Web Exclusives: Tooke's Take
a PAW web exclusive column by Wes Tooke '98 (email: cwtooke@princeton.edu)


March 21, 2001:
Miracle moment
Maybe there was no miracle, but Princeton's NCAA appearance was a gift

As a long-time fan of the Boston Red Sox, I have learned a number of techniques for dealing with failure. When teams I root for go into giddy nose-dives, falling into month-long swoons that plunge them from the top of the table to Yale-like levels of incompetence, I shrug my shoulders. When a franchise like the Celtics goes from being the benchmark of NBA excellence to a league joke in just a few seasons, I wonder idly if that's the worst the fates can do.

But what I am not accustomed to -- what sends me into long bouts of utter confusion -- are seasons of unexpected success. So I have found the last few months to be very trying. My expectations for Princeton basketball this year hovered somewhere around my expectations of President Bush: I was just hoping the Tigers wouldn't embarrass us too badly. After all, when any basketball team loses its two stars, has no true center, and is breaking in a coach with his first head job, the end result is almost always disastrous.

The season opened on exactly the kind of dismal note I had anticipated. Losing to Duke didn't particularly upset me -- that would be a tough first game on any team's schedule-but getting blown out by Monmouth hurt. A lot. For most of December and January I avoided the ESPN.com college basketball page on the theory of what I didn't know couldn't hurt me, and I took an unnatural interest in the swimming and wrestling teams. But after seven intense years of following Princeton basketball, my body has acquired an internal clock, and when we entered the month of February, I started to get jumpy on Tuesday evenings.
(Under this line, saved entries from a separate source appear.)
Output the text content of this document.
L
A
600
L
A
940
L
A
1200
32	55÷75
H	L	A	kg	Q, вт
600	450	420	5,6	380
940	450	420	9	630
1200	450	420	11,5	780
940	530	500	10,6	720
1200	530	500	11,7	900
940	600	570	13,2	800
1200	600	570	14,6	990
And then it happened. The Tigers went into the Palestra and spanked Penn, and I was lost. Not even that painful next weekend, when we got destroyed by Columbia and Cornell could erase what the Penn game had started. I screamed obscenities at Chris Berman when he announced that Brown or Yale would win the Ivy League, rejoiced as we won four straight games to take the Ivy League lead, and practically swooned when I saw the box score from the second Penn game. After a short and painful exile, Princeton had returned to the NCAA tournament.
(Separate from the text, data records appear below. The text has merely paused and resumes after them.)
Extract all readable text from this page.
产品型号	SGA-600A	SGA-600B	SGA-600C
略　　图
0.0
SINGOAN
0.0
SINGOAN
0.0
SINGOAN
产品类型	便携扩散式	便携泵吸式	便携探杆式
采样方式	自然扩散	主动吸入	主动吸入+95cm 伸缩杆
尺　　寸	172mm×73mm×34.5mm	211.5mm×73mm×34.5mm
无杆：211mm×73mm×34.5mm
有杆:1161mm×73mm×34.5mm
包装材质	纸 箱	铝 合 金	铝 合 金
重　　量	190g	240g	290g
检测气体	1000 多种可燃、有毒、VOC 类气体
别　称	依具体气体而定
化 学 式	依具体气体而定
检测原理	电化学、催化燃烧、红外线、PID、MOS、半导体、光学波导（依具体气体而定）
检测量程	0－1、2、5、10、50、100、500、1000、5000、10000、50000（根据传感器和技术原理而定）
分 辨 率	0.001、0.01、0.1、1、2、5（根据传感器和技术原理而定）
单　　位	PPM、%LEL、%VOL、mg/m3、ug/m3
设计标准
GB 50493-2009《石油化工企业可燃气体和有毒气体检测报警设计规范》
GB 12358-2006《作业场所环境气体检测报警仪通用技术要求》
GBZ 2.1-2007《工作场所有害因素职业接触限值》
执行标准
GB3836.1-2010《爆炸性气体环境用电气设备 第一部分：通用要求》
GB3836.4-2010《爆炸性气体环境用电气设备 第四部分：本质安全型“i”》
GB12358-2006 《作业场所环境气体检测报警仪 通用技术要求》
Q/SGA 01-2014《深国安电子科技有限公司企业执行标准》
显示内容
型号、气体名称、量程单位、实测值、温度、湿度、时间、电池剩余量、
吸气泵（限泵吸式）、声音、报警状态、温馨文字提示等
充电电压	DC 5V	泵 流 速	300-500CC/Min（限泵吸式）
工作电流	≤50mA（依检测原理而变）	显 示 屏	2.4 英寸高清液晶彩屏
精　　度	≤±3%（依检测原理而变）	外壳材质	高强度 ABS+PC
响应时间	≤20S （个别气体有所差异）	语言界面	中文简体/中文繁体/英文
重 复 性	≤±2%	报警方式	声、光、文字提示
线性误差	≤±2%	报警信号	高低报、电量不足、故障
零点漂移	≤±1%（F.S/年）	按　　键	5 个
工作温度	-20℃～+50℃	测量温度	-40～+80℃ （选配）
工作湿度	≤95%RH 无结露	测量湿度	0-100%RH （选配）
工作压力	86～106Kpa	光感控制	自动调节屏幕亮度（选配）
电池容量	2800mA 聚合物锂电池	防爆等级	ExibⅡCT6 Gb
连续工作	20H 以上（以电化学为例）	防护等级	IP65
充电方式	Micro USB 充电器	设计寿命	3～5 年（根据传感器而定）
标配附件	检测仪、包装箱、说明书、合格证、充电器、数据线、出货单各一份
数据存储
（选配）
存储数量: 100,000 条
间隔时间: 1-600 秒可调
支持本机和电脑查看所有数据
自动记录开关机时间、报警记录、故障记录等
The seeding committee, of course, did not do us any favors. When I first saw the brackets, three questions instantly popped into my head:

1) So, what do you suppose Mitch Henderson and Steve Goodrich are doing these days?

2) Has anyone checked to make sure that Chris Young really signed that contract?

3) UNC? Are you bleeping kidding me?

Upon mature reflection, however, I decided that things would be okay. In fact, this year bore an uncanny resemblance to the 1988-89 season, when Princeton nearly upset Georgetown in the decade's best game. The fact that John Thompson III '88 was coaching the Tigers only added to my growing conviction that another miracle could be in the works.

There was, of course, no miracle in New Orleans -- other than that this scrappy, undersized team got a chance to play at all. This season was an unexpected gift to followers of Princeton basketball. Many thanks to all the players and coaches who gave even this cynical Red Sox fan a reason to be optimistic.